Lesung in Regensburg

  • Adele Neuhauser stellt

    ihr autobiografisches Buch „Ich war mein größter Feind“ auf Einladung der Buchhandlung Dombrowsky am 21. und 22. November in Regensburg vor.

  • Das Buch ist

    im Wiener Brandstätter- Verlag Wien erschienen, umfasst 216 Seiten und kostet 21,90 Euro ( ISBN 978-3-7106-0090-6). Weitere Infos gibt es unter www.brandstaetterverlag.com.

Über Mainz, Essen und Ingolstadt landete Adele Neuhauser schließlich am Regensburger Stadttheater, angelockt durch das Angebot, als Frau die Mephisto-Rolle spielen zu können. Für Neuhauser mit ihrer markant tiefen Stimme war das eine der Herausforderungen, die sie suchte. Sie reizte das Abenteuer, sich immer wieder neu erfinden zu können. Sieben Jahre blieb sie in Regensburg. Die Geburt ihres Sohnes Julian und die Mutterrolle waren zehn Jahre lang weitere Herausforderungen. Die Ehe mit Zoltan ging in die Brüche. Mit ihm hat sie ihren ersten Film gedreht, Titel: „Gone – eine tödliche Leidenschaft“. Viele Schicksalsschläge waren zu verkraften: Tod der Eltern und des geliebten Bruders Alexander, für den sie noch eine Stammzellenspende leistete, ein vergeblicher Versuch, ihn zu retten. Schließlich noch der Verlust der Stimme, ihres wichtigsten Instruments für den leidenschaftlich geliebten Beruf. Eine riskante Kehlkopfoperation, die schließlich glücklich verlaufen ist.

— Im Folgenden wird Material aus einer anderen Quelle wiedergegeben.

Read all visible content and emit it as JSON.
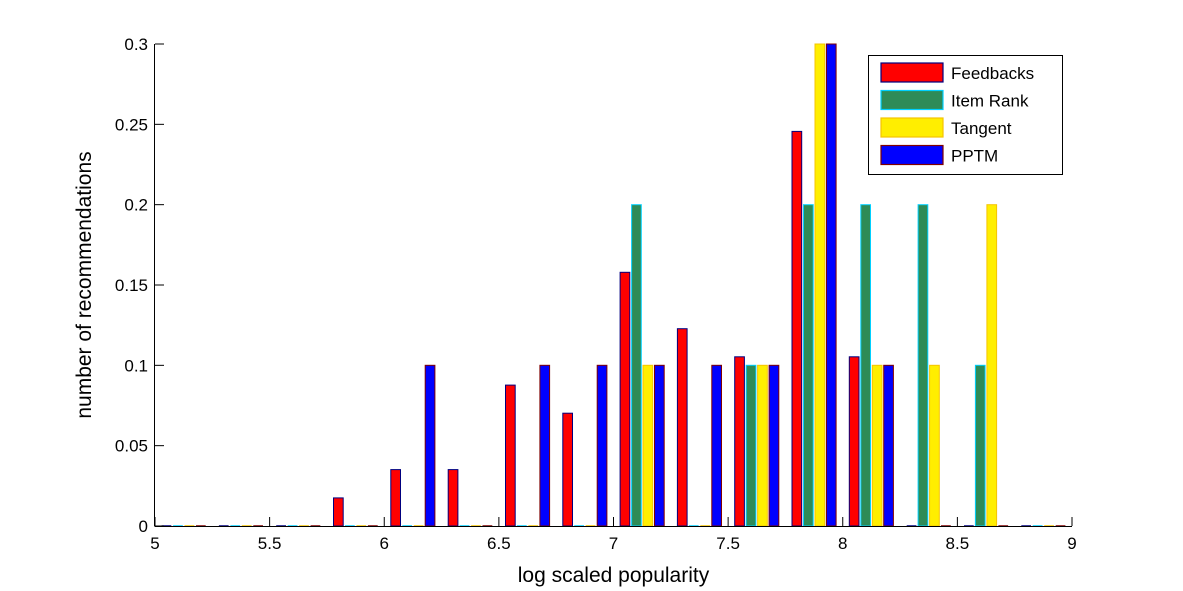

Der große Karriereschritt kam mit dem Fernsehangebot, die Bäuerin Julia Zirbner in der ORF-Kult-Serie „Vier Frauen und ein Todesfall“ zu übernehmen. 2010 stieg sie als Kommissarin Bibi Fellner in das sonntägliche Tatort-Geschäft ein. Sie weiß, welch großes Los ihr das Schicksal damit zugespielt hat: „Wie viele Schauspielerinnen in meinem Alter haben schon das Glück, jahrelang zwei so unterschiedliche und spannende Frauenfiguren im Fernsehen verkörpern zu können.“ Der Tatort „Angezählt“ wurde mit dem begehrten Grimme-Preis ausgezeichnet.

Der große Karriereschritt kam mit dem Fernsehangebot, die Bäuerin Julia Zirbner in der ORF-Kult-Serie „Vier Frauen und ein Todesfall“ zu übernehmen.

„Wahrhafte Charaktere“ zu kreieren, ist Neuhausers Ehrgeiz. Sie erläutert: „Deshalb ist es mir zunehmend wichtiger geworden, Rollen zu verkörpern, die jenseits der Fiktion von Sauberkeit und Perfektion und einem bruchlos gelungenen Leben angesiedelt sind.“ Ihre Stärke liegt darin, eigene Erfahrungen, Erlebnisse und Gefühle für die Gestaltung ihrer Rollen produktiv werden zu lassen.

Nun ist sie immer noch unterwegs zu neuen Zielen: Adele Neuhauser hat zwar schon in sechs Kinofilmen mitgespielt. Es lockt sie jetzt, sich verstärkt in diesem Metier zu erproben. Ihr großes Vorbild ist Anna Magnani, ihr Idol als Regisseur Pedro Almodóvar. Dabei weiß sie aber genau: Wenn ihr eine spannende Rolle am Theater angeboten wird, kann sie dessen ganz besonderer Aura nicht widerstehen: Theaterspielen ist ihr „ein Moment des Glücks“, wie das Beobachten einer Sternschnuppe oder die Entgrenzung, wie bei einem sexuellen Akt.